Les eaux au large du Sénégal se sont vidées de leurs mérous, ou « thiof ». Comment ce poisson emblématique du pays a-t-il pu quasiment disparaître ? Une équipe franco- sénégalaise vient de montrer que l’effondrement des stocks est dû à l’essor de la pêche artisanale – vue en général comme une alternative durable aux pêcheries industrielles. En 30 ans, le nombre de pirogues a quadruplé. La technologie augmente sans cesse la puissance de pêche de la flotte. Pour réduire la pression sur la ressource, les chercheurs préconisent de mettre en place une gestion des petites pêcheries et de réguler l’exportation, qui fait grimper les prix au kilo et fait du thiof une denrée toujours très rentable malgré la rareté du poisson.

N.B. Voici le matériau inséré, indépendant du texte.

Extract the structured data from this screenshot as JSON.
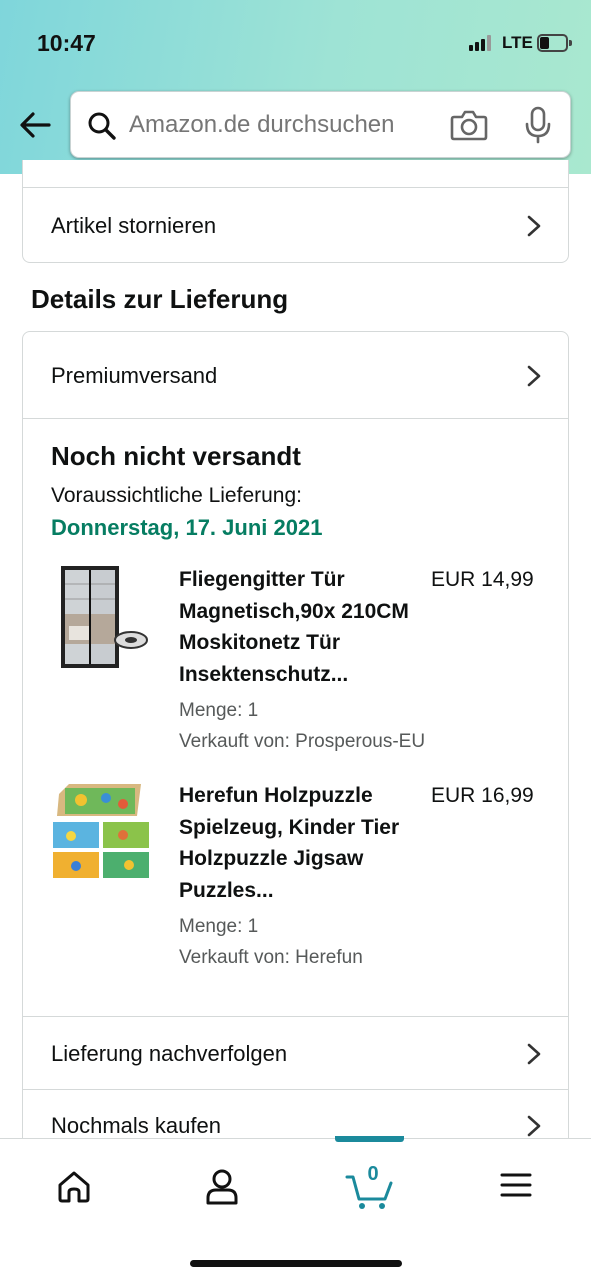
{
  "status_bar": {
    "time": "10:47",
    "network": "LTE"
  },
  "search": {
    "placeholder": "Amazon.de durchsuchen"
  },
  "top_card": {
    "cancel_label": "Artikel stornieren"
  },
  "delivery": {
    "section_title": "Details zur Lieferung",
    "shipping_method": "Premiumversand",
    "status": "Noch nicht versandt",
    "expected_label": "Voraussichtliche Lieferung:",
    "expected_date": "Donnerstag, 17. Juni 2021",
    "date_color": "#067d62",
    "items": [
      {
        "title": "Fliegengitter Tür Magnetisch,90x 210CM Moskitonetz Tür Insektenschutz...",
        "price": "EUR 14,99",
        "quantity": "Menge: 1",
        "seller": "Verkauft von: Prosperous-EU"
      },
      {
        "title": "Herefun Holzpuzzle Spielzeug, Kinder Tier Holzpuzzle Jigsaw Puzzles...",
        "price": "EUR 16,99",
        "quantity": "Menge: 1",
        "seller": "Verkauft von: Herefun"
      }
    ],
    "track_label": "Lieferung nachverfolgen",
    "buy_again_label": "Nochmals kaufen"
  },
  "bottom_nav": {
    "items": [
      "home-icon",
      "account-icon",
      "cart-icon",
      "menu-icon"
    ],
    "cart_count": "0",
    "accent_color": "#1b8a9c"
  }
}
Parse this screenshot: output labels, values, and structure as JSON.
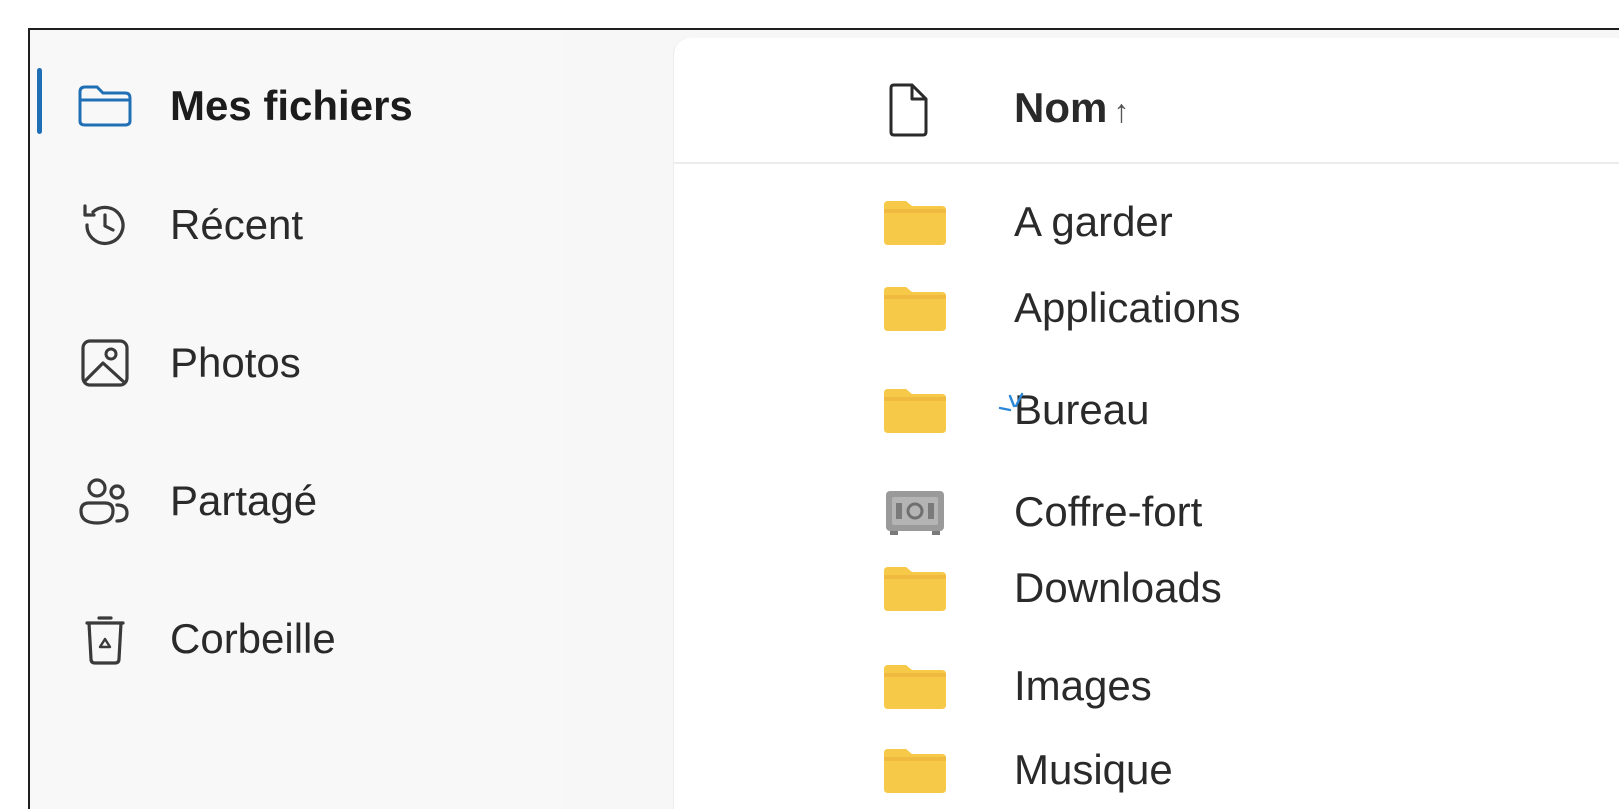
{
  "sidebar": {
    "items": [
      {
        "label": "Mes fichiers",
        "icon": "folder-icon",
        "active": true
      },
      {
        "label": "Récent",
        "icon": "history-icon",
        "active": false
      },
      {
        "label": "Photos",
        "icon": "image-icon",
        "active": false
      },
      {
        "label": "Partagé",
        "icon": "people-icon",
        "active": false
      },
      {
        "label": "Corbeille",
        "icon": "recycle-bin-icon",
        "active": false
      }
    ]
  },
  "file_list": {
    "header": {
      "type_icon": "document-icon",
      "name_column": "Nom",
      "sort_indicator": "↑"
    },
    "rows": [
      {
        "name": "A garder",
        "icon": "folder-icon"
      },
      {
        "name": "Applications",
        "icon": "folder-icon"
      },
      {
        "name": "Bureau",
        "icon": "folder-icon"
      },
      {
        "name": "Coffre-fort",
        "icon": "vault-icon"
      },
      {
        "name": "Downloads",
        "icon": "folder-icon"
      },
      {
        "name": "Images",
        "icon": "folder-icon"
      },
      {
        "name": "Musique",
        "icon": "folder-icon"
      }
    ]
  },
  "colors": {
    "accent": "#1f6fb5",
    "folder": "#f7c948",
    "folder_dark": "#e9b13a",
    "vault": "#8a8a8a"
  }
}
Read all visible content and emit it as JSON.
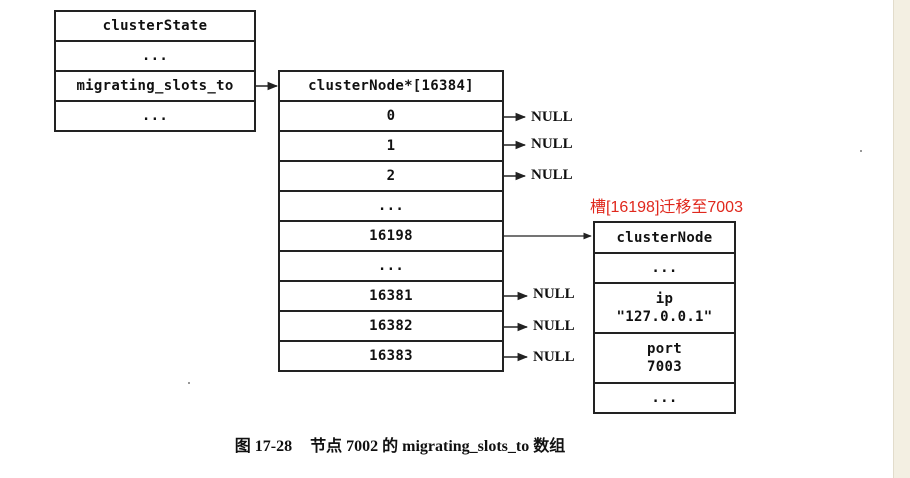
{
  "cluster_state": {
    "rows": [
      "clusterState",
      "...",
      "migrating_slots_to",
      "..."
    ]
  },
  "slots_array": {
    "rows": [
      "clusterNode*[16384]",
      "0",
      "1",
      "2",
      "...",
      "16198",
      "...",
      "16381",
      "16382",
      "16383"
    ]
  },
  "null_label": "NULL",
  "cluster_node": {
    "title": "clusterNode",
    "dots_top": "...",
    "ip_label": "ip",
    "ip_value": "\"127.0.0.1\"",
    "port_label": "port",
    "port_value": "7003",
    "dots_bottom": "..."
  },
  "annotation": "槽[16198]迁移至7003",
  "caption": {
    "figure_number": "图 17-28",
    "text": "节点 7002 的 migrating_slots_to 数组"
  },
  "colors": {
    "annotation": "#e0281d",
    "border": "#222222"
  }
}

Depuis dix ans, le mérou blanc, ou « thiof » en langue Wolof, manque cruellement au Sénégal. Poisson emblématique du pays, il constituait encore récemment la base du plat national, le « thiéboudiène ». Aujourd’hui, il se fait très rare sur les étals des marchés et affiche un prix au kilo exorbitant.

Une flottille multipliée par quatre Comment un poisson, autrefois symbole de l’abondance des ressources sénégalaises, a-t-il pu quasiment disparaître ? Une équipe franco-sénégalaise du CRODT (Centre de Recherches Océanographiques de Dakar-Thiaroye) et de l’IRD vient de montrer que l’effondrement des stocks de mérou est dû au boom depuis 30 ans de la pêche artisanale, pourtant considérée le plus souvent comme une solution plus durable que les pêcheries industrielles. Sous la pression de la demande mondiale, en particulier européenne, le nombre de pirogues a été multiplié par quatre (l’attrait pour la pêche au mérou a été amplifié par la hausse de son prix local, accélérée par la dévaluation de 50 % du franc CFA en 1994). Grâce aux données du CRODT, les chercheurs ont montré la corrélation entre cet essor de la petite pêcherie et la chute du thiof, au cours des dernières décennies.

D’excellents pêcheurs

Outre leur nombre en expansion, les piroguiers tiennent essentiellement leur puissance de pêche de l’amélioration des technologies. Aujourd’hui, la majorité d’entre eux dispose d’outils de navigation GPS et de sondeurs pour détecter les bancs de poissons. Ils peuvent évoluer sur de très longues distances, au-delà des eaux territoriales, jusqu’en Mauritanie notamment. Ils font également preuve d’une grande adaptabilité, passant au gré des besoins de la ligne au filet, etc. Cette flexibilité leur permet de s’adapter à la demande, dans un contexte de marché des produits de la mer mondialisé.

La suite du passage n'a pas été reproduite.